Date: Tuesday, May 2, 2017
Session Time: 2:30pm-4:00pm
Presentation Time: 3:42pm-3:54pm
Direct-acting antiviral agents (DAAs) have improved treatment outcomes for Hepatitis C virus (HCV). Given high rates of treatment success with few side effects, eradication of chronic HCV in renal transplant recipients (RTRs) is now feasible. Limited studies suggest successful outcomes in RTRs; however, the impact of induction agents has not been evaluated. Alemtuzumab (ALM) induction in HCV positive RTRs has been postulated to adversely impact patient outcomes, though this has not been explored in the DAA era. We aimed to assess the effect of ALM on HCV treatment outcomes at a center where it is the preferred induction agent, irrespective of HCV status.

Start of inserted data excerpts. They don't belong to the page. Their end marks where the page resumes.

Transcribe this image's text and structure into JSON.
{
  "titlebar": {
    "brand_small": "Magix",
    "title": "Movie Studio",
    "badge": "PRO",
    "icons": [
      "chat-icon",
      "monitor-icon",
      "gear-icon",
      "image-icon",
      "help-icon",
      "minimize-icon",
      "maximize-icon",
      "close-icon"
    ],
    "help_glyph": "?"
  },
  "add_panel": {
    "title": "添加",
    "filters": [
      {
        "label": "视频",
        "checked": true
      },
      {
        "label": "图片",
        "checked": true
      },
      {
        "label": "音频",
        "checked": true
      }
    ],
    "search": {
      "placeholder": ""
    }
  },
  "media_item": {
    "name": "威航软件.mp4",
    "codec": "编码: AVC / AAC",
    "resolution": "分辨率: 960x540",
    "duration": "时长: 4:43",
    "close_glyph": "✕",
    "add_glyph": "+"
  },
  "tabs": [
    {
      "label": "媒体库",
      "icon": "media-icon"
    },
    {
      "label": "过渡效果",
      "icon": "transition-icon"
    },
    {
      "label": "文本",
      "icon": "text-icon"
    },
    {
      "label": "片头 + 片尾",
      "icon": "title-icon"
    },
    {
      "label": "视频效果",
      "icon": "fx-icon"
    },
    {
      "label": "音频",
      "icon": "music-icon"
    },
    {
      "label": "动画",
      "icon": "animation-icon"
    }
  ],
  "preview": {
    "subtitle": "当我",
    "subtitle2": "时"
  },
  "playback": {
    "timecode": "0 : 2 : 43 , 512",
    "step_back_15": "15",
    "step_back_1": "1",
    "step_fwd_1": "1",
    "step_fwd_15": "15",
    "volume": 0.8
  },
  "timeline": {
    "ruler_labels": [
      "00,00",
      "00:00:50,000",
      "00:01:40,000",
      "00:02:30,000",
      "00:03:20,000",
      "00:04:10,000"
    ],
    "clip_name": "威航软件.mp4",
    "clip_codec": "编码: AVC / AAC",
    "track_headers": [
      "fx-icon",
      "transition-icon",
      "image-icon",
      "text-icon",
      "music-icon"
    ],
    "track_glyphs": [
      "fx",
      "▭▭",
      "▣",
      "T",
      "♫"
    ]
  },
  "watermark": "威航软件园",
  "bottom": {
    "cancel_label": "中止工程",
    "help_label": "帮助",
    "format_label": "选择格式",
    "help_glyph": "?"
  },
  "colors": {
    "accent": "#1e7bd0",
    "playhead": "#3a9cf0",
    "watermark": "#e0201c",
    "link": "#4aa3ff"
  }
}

A retrospective chart review of adult RTRs who completed HCV therapy with DAAs post-transplant was conducted. Maintenance immunosuppression included tacrolimus, mycophenolate, and steroid taper per institutional protocol. Outcomes included sustained virologic response 12 weeks after therapy completion (SVR12), incidence of rejection or fibrosing cholestatic hepatitis (FCH), and graft survival.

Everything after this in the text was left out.